3. Results and discussion
Interactions of cells on a soft gel indicate existence of a mechanically invasive subpopulation of cells (). When cancer cells are densely seeded, closely situated yet still in a single layer, we note that a subset of metastatic cells (>40%) is able indent gels to depths on the scale of cell radius (Merkher and Weihs Citation2017). In contrast, benign and non-invasive cancer cells indent at lower amounts (<20%) and to lower depths. These measurements supplement and strengthen our observations in single cells, providing a rapid tool for evaluation of the metastatic potential of cells through their mechanical invasiveness.
Figure 1. Mechanically invasive subpopulations of cancer cells actively indent cells, while benign or non-invasive cancer cells only apply adhesive, lateral forces. (Top) Schematic of indenting and nonindenting cells; (Bottom) Confocal images of indenting metastatic cells and non-indenting benign cells (Adapted from (Dvir et al. Citation2015)); beads at gel surface are in white.
We observe measurable differences in the mechanobiological interactions of invasive and noninvasive subpopulations of commercial cancer cell lines. Using cell lines from breast and pancreatic cancers we establish the mechanical invasiveness measure. We demonstrate that the mechanical invasiveness measure is applicable to various solid cancers (e.g., breast, pancreatic, and skin cancers). Furthermore, we show that the mechanical invasiveness agrees with the clinical histopathology in patients and also with the long term outcome in patients with rapidly invasive cancers.
The interactions of cells with their surroundings is of course also affected by the microenvironment mechanostructure, e.g., the topology and biomechanics. Thus, we show that metastatic cancer cells differ from benign cells when seeded on varying surface topographies. Specifically, we show that metastatic and benign cells differ in their morphology, alignment, adherence, and proliferation, when seeded on flat, porous or micro-patterned surfaces. The short term and long term interactions indicate that e.g., benign cells are geared towards generating continuous cell layers and eventual tissue, while cancer cells independently seek optimal regions for adherence. Changes in tissue mechanostructure can thus facilitate invasion of cancer cells. Aptly, we show that the biomechanics of in vivo tissue can change (in terms of stiffness and elasticity) following long-term exposure to microparticles shed from breast cancer cells.
4. Conclusions
We show that the mechanobiological interactions of cells with their surroundings can provide rapid (2 hr) cancer diagnosis and a prognosis for the likelihood of metastasis. The biomechanics of the tumor and metastatic site microenvironment, which we also show is modified by the presence of cancer in the body. Our innovative mechanical invasiveness measure is independent of tumor genetics, and governed by the strength and invasive propensity of the cells, and is that widely applicable to different solid tumors.
Additional information
Funding
References
- Alvarez-Elizondo MB, Weihs D. 2017. Cell-gel mechanical interactions as an approach to rapidly and quantitatively reveal invasive subpopulations of metastatic cancer cells. Tissue Eng Part C Methods. 23(3):180–187.

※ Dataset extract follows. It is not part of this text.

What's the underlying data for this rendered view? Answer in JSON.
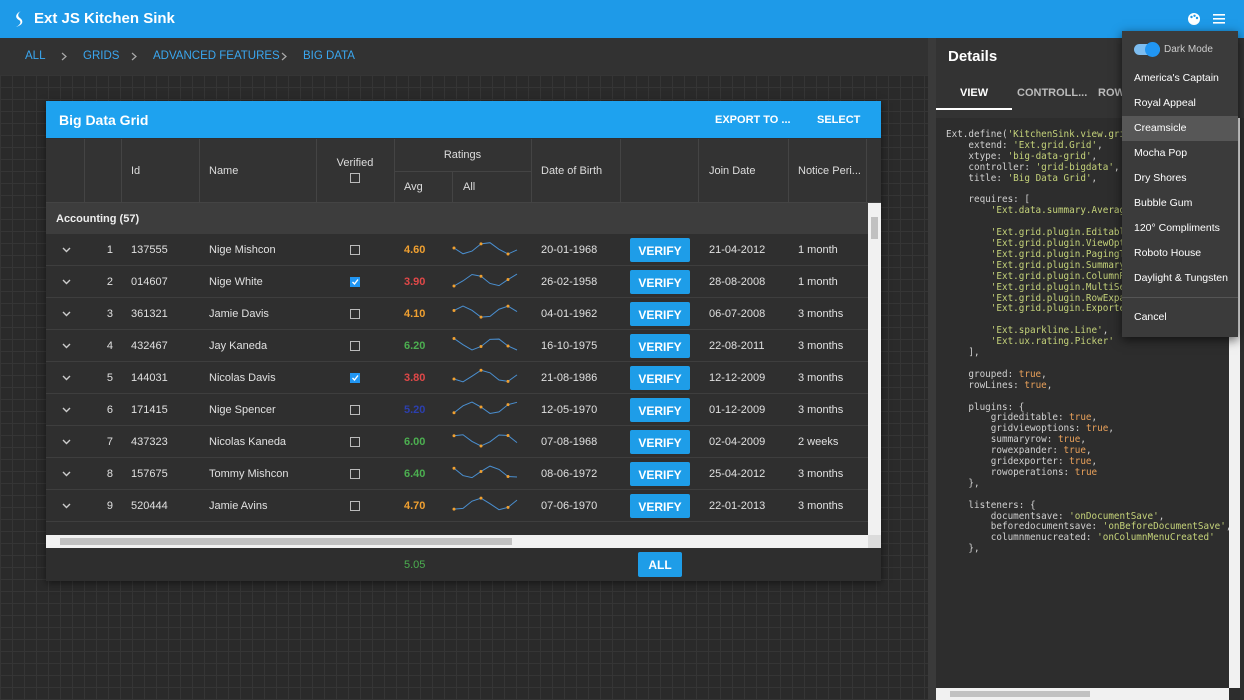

- Dvir L, Nissim R, Alvarez-Elizondo MB, Weihs D. 2015. Quantitative measures to reveal coordinated cytoskeleton-nucleus reorganization during in vitro invasion of cancer cells. New J Phys. 17(4):043010.

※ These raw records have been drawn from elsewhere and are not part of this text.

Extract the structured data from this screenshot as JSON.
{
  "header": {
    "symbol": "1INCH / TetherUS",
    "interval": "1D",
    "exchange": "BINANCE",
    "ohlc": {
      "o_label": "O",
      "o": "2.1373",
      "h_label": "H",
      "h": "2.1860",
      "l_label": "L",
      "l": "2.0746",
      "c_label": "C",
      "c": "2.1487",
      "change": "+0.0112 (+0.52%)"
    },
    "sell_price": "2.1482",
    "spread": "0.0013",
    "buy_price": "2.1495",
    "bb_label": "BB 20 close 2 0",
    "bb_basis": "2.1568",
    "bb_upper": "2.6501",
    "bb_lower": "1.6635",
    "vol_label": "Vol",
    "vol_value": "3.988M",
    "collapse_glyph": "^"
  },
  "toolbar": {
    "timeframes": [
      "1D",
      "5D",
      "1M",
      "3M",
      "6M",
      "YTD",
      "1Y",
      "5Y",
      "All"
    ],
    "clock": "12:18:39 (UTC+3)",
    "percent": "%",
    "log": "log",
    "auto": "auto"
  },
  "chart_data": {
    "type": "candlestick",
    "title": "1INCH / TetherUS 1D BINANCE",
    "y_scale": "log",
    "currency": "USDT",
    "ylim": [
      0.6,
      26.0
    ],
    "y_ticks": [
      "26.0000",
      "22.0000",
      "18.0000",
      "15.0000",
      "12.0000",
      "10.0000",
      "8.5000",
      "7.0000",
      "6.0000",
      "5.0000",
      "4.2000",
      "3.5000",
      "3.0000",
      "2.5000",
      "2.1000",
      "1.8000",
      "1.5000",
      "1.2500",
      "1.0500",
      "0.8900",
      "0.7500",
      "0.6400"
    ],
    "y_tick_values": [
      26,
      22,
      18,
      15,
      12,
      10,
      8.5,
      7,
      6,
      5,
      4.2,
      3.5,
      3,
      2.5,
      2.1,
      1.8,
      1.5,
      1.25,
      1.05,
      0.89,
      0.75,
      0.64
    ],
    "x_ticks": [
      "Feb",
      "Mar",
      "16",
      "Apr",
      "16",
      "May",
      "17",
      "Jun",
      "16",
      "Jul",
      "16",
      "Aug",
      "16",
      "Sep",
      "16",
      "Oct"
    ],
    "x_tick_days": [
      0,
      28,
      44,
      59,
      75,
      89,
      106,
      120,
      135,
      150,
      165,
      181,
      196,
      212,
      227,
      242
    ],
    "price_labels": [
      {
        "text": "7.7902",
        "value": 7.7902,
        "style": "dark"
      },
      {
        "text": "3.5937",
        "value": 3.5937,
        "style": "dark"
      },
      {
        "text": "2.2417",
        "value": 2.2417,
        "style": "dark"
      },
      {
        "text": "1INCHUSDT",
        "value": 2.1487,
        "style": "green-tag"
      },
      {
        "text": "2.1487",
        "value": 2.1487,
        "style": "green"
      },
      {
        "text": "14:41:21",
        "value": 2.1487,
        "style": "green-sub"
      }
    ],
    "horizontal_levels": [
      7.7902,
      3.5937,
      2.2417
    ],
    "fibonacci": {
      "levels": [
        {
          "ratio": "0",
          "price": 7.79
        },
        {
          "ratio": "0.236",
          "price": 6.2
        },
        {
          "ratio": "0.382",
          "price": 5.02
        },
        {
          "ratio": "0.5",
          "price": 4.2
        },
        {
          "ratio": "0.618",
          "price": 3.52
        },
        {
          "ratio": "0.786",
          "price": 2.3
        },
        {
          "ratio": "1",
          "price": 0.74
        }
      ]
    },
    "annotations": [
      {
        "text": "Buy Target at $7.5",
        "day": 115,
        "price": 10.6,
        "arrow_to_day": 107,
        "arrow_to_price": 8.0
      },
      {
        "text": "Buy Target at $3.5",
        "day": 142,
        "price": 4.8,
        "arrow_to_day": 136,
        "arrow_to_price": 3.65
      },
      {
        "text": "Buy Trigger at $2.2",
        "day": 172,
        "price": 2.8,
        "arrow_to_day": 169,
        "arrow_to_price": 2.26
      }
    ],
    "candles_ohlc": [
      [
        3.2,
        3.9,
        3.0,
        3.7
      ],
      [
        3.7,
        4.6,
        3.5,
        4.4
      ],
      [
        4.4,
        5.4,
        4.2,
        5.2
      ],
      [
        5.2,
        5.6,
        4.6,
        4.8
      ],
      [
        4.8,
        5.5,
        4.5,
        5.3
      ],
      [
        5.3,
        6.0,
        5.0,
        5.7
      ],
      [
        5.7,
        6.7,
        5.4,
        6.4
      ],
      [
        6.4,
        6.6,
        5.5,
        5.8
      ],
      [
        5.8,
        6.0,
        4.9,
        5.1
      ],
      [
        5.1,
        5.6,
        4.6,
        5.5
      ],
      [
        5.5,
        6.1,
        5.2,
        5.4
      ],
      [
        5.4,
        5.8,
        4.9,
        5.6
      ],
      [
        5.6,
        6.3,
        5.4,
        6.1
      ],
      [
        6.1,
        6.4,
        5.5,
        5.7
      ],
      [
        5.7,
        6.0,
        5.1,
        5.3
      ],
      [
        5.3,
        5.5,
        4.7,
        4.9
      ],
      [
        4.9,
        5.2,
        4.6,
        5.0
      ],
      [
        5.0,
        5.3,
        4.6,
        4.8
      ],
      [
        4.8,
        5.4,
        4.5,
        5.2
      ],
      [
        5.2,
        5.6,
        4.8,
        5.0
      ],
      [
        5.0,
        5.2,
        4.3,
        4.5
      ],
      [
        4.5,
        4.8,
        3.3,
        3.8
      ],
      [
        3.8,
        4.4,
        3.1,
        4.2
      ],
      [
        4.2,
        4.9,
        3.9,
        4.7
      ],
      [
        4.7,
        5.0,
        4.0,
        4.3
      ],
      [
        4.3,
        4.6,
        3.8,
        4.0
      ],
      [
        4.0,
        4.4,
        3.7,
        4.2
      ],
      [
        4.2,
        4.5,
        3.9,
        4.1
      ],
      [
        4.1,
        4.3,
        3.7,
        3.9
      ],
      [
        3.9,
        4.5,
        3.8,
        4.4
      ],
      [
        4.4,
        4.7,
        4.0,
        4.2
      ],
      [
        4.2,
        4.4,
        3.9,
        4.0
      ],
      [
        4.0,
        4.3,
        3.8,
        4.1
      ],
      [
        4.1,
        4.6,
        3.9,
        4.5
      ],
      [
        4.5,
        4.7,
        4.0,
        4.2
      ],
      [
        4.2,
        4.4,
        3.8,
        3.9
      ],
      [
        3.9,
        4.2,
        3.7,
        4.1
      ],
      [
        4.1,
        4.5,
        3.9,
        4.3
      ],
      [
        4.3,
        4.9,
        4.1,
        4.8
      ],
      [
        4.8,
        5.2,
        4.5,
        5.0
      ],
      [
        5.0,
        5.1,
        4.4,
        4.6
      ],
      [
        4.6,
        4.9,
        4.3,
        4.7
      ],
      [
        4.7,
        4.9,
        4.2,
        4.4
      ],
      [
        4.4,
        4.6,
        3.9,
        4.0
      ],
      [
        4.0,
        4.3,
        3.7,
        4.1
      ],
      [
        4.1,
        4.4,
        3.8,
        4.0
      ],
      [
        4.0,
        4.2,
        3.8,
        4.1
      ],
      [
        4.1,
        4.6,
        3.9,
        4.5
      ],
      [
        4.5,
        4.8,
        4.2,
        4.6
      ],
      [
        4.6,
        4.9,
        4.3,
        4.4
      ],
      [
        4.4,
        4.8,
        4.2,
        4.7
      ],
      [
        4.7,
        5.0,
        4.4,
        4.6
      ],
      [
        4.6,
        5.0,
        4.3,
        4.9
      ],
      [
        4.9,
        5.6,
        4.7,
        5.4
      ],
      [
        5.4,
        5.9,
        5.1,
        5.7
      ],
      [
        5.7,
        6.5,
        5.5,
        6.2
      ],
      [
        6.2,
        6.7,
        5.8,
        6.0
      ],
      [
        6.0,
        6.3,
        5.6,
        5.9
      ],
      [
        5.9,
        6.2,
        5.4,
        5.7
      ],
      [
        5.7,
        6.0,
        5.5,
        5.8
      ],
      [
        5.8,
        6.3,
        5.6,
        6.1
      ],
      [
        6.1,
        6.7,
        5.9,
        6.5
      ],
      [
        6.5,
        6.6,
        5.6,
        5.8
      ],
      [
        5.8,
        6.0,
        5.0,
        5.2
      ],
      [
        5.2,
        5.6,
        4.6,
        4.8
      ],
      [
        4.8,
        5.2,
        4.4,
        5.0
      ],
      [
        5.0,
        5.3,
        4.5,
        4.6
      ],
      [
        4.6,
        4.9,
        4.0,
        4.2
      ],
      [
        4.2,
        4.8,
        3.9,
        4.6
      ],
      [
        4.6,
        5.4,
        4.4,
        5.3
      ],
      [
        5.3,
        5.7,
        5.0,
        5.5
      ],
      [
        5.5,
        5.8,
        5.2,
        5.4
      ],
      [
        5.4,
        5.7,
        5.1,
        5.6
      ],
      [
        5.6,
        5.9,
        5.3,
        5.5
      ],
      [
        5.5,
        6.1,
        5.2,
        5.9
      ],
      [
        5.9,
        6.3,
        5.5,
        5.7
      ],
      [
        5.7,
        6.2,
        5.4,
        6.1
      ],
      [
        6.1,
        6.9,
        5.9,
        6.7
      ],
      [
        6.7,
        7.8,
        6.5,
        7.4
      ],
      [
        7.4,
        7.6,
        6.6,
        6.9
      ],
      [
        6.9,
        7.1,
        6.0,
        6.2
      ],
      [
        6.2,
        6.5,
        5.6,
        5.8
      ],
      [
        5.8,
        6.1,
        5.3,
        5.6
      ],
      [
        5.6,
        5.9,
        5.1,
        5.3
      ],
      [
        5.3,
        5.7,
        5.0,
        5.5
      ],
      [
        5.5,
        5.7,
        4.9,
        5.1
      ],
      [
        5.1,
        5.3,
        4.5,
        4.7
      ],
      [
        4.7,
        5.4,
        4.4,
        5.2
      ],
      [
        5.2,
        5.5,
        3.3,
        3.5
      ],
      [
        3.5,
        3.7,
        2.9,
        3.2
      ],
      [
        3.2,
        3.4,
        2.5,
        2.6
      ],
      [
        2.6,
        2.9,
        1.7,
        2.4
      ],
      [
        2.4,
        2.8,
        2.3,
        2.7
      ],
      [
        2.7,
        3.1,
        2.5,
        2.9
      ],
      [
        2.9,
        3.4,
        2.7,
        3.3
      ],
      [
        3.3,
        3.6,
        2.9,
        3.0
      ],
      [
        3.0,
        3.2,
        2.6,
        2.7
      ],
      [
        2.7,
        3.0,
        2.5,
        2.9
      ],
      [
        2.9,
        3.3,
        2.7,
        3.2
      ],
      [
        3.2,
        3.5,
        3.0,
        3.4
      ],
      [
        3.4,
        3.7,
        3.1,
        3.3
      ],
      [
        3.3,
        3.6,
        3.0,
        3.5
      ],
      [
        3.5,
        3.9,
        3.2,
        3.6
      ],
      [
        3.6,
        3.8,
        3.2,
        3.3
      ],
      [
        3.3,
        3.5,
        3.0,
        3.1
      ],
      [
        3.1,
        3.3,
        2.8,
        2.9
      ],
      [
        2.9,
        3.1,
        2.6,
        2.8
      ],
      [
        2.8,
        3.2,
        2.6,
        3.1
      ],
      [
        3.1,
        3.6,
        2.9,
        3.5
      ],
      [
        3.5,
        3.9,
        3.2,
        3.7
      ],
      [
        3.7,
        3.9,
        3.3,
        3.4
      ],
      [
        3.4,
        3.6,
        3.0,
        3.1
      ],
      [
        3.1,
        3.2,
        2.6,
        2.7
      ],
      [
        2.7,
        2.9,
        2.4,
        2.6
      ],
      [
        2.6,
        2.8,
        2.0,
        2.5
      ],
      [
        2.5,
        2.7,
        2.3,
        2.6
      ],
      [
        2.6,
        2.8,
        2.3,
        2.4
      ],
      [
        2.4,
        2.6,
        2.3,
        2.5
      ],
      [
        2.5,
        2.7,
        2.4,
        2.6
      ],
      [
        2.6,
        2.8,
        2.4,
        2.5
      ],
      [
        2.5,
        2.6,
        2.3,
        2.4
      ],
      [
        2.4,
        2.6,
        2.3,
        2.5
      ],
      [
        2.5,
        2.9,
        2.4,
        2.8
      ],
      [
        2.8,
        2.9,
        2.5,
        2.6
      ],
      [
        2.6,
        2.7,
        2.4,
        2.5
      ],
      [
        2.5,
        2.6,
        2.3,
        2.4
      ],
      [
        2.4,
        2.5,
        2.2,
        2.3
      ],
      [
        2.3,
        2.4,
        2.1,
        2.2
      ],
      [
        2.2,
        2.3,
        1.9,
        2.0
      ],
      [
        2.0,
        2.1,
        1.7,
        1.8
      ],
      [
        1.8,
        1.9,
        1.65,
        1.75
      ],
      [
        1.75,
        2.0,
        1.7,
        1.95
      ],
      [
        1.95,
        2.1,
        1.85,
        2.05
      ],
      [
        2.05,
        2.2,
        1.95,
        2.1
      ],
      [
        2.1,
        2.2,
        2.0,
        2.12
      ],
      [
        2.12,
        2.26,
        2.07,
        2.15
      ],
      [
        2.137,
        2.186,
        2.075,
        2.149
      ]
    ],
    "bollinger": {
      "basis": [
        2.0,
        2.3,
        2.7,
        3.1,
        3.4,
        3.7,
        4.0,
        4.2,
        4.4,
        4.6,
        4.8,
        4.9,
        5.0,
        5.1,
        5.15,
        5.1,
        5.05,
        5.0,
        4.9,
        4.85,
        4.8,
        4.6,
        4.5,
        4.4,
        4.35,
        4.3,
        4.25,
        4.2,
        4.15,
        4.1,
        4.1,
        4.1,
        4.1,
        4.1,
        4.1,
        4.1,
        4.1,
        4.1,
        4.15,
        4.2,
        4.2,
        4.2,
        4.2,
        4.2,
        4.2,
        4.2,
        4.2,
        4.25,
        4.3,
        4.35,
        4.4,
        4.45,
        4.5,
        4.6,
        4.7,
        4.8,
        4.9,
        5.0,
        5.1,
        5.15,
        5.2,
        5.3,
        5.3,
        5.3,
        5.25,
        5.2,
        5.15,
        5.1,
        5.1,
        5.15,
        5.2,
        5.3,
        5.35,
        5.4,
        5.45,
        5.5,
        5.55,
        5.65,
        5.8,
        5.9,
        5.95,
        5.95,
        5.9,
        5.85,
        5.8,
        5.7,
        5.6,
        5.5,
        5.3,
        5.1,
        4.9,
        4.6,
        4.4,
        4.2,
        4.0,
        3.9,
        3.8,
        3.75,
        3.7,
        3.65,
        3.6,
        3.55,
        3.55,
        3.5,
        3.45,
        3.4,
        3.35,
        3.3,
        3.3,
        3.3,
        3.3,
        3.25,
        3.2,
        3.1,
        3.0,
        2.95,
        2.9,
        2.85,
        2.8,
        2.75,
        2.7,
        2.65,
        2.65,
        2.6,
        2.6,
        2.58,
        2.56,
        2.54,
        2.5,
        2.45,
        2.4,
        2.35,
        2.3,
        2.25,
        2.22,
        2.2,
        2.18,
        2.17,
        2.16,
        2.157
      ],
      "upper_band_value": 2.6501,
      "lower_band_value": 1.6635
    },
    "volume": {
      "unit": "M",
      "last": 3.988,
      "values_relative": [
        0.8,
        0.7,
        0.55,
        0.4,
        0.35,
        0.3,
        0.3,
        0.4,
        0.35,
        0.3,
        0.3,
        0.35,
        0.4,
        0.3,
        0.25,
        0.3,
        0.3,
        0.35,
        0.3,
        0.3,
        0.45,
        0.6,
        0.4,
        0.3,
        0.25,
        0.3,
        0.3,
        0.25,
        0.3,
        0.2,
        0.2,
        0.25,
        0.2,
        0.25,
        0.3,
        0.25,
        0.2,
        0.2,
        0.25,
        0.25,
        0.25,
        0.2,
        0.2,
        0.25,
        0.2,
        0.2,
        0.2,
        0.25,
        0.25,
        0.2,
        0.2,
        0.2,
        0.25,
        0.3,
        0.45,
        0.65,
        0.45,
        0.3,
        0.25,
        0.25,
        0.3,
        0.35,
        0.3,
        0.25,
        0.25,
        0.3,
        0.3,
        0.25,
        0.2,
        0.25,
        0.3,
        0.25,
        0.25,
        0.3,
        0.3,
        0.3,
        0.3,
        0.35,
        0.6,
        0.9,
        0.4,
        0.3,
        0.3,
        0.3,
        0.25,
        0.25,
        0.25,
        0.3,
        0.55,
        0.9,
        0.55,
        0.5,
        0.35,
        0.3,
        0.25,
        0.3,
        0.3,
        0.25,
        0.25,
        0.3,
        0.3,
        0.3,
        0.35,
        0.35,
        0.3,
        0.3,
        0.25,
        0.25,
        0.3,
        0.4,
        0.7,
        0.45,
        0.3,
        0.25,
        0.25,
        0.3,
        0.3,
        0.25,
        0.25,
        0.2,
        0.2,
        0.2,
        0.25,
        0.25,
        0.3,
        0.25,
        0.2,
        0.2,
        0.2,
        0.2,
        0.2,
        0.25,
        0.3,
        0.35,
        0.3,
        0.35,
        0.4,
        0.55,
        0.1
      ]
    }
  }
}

- Gal N, Weihs D. 2012. Intracellular mechanics and activity of breast cancer cells correlate with metastatic potential. Cell Biochem Biophys. 63(3):199–209.

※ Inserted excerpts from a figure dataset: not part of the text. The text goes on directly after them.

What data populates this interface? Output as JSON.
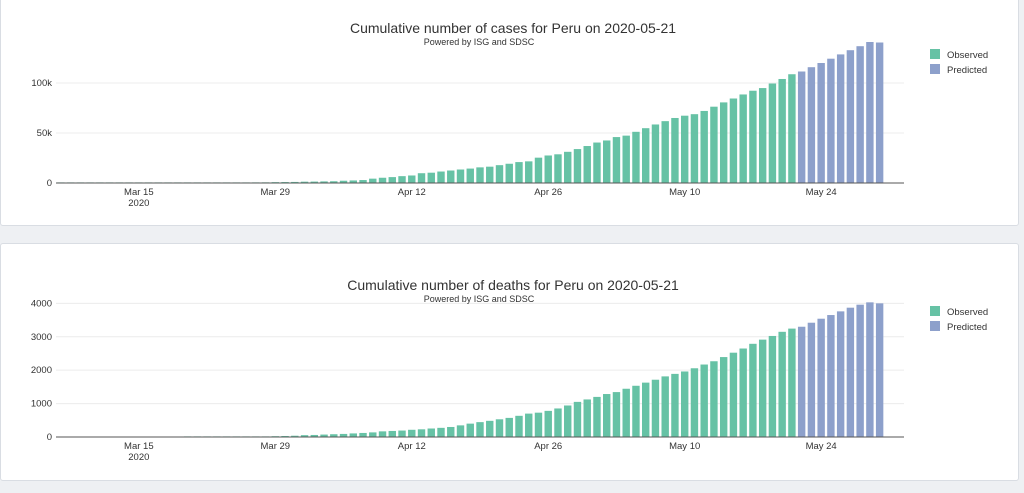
{
  "colors": {
    "observed": "#66c2a5",
    "predicted": "#8da0cb",
    "grid": "#ececec",
    "axis": "#555555"
  },
  "chart_data": [
    {
      "id": "cases",
      "type": "bar",
      "title": "Cumulative number of cases for Peru on 2020-05-21",
      "subtitle": "Powered by ISG and SDSC",
      "xlabel": "",
      "ylabel": "",
      "ylim": [
        0,
        140000
      ],
      "y_ticks": [
        0,
        50000,
        100000
      ],
      "y_tick_labels": [
        "0",
        "50k",
        "100k"
      ],
      "x_ticks": [
        {
          "label": "Mar 15",
          "sublabel": "2020",
          "day": 8
        },
        {
          "label": "Mar 29",
          "sublabel": "",
          "day": 22
        },
        {
          "label": "Apr 12",
          "sublabel": "",
          "day": 36
        },
        {
          "label": "Apr 26",
          "sublabel": "",
          "day": 50
        },
        {
          "label": "May 10",
          "sublabel": "",
          "day": 64
        },
        {
          "label": "May 24",
          "sublabel": "",
          "day": 78
        }
      ],
      "x_domain": [
        0,
        87
      ],
      "legend": [
        "Observed",
        "Predicted"
      ],
      "legend_position": "top-right",
      "series": [
        {
          "name": "Observed",
          "start_day": 0,
          "values": [
            6,
            7,
            9,
            11,
            15,
            22,
            38,
            43,
            71,
            86,
            117,
            145,
            234,
            263,
            318,
            363,
            395,
            416,
            480,
            580,
            635,
            671,
            852,
            950,
            1065,
            1323,
            1414,
            1595,
            1746,
            2281,
            2561,
            2954,
            4342,
            5256,
            5897,
            6848,
            7519,
            9784,
            10303,
            11475,
            12491,
            13489,
            14420,
            15628,
            16325,
            17837,
            19250,
            20914,
            21648,
            25331,
            27517,
            28699,
            31190,
            33931,
            36976,
            40459,
            42534,
            45928,
            47372,
            51189,
            54817,
            58526,
            61847,
            65015,
            67307,
            68822,
            72059,
            76306,
            80604,
            84495,
            88541,
            92273,
            94933,
            99483,
            104020,
            108769
          ]
        },
        {
          "name": "Predicted",
          "start_day": 76,
          "values": [
            111500,
            115800,
            120000,
            124300,
            128600,
            132800,
            136800,
            141000,
            140500
          ]
        }
      ]
    },
    {
      "id": "deaths",
      "type": "bar",
      "title": "Cumulative number of deaths for Peru on 2020-05-21",
      "subtitle": "Powered by ISG and SDSC",
      "xlabel": "",
      "ylabel": "",
      "ylim": [
        0,
        4100
      ],
      "y_ticks": [
        0,
        1000,
        2000,
        3000,
        4000
      ],
      "y_tick_labels": [
        "0",
        "1000",
        "2000",
        "3000",
        "4000"
      ],
      "x_ticks": [
        {
          "label": "Mar 15",
          "sublabel": "2020",
          "day": 8
        },
        {
          "label": "Mar 29",
          "sublabel": "",
          "day": 22
        },
        {
          "label": "Apr 12",
          "sublabel": "",
          "day": 36
        },
        {
          "label": "Apr 26",
          "sublabel": "",
          "day": 50
        },
        {
          "label": "May 10",
          "sublabel": "",
          "day": 64
        },
        {
          "label": "May 24",
          "sublabel": "",
          "day": 78
        }
      ],
      "x_domain": [
        0,
        87
      ],
      "legend": [
        "Observed",
        "Predicted"
      ],
      "legend_position": "top-right",
      "series": [
        {
          "name": "Observed",
          "start_day": 0,
          "values": [
            0,
            0,
            0,
            0,
            0,
            0,
            0,
            0,
            0,
            0,
            0,
            0,
            0,
            2,
            3,
            5,
            5,
            7,
            9,
            11,
            16,
            18,
            24,
            30,
            38,
            55,
            61,
            73,
            83,
            92,
            107,
            121,
            138,
            169,
            181,
            193,
            216,
            230,
            254,
            274,
            300,
            348,
            400,
            445,
            484,
            530,
            572,
            634,
            700,
            728,
            782,
            854,
            943,
            1051,
            1124,
            1200,
            1286,
            1344,
            1444,
            1533,
            1627,
            1714,
            1814,
            1889,
            1961,
            2057,
            2169,
            2267,
            2392,
            2523,
            2648,
            2789,
            2914,
            3024,
            3148,
            3244
          ]
        },
        {
          "name": "Predicted",
          "start_day": 76,
          "values": [
            3300,
            3420,
            3540,
            3650,
            3760,
            3870,
            3960,
            4030,
            4000
          ]
        }
      ]
    }
  ]
}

- Kristal-Muscal R, Dvir L, Weihs D. 2013. Metastatic cancer cells tenaciously indent impenetrable, soft substrates. New J Phys. 15(3):035022.
- Massalha S, Weihs D. 2017. Metastatic breast cancer cells adhere strongly on varying stiffness substrates, initially without adjusting their morphology. Biomech Model Mechanobiol. 16(3):961–970.
- Merkher Y, Weihs D. 2017. Proximity of metastatic cells enhances their mechanobiological invasiveness. Ann Biomed Eng. 45(6):1399–1406.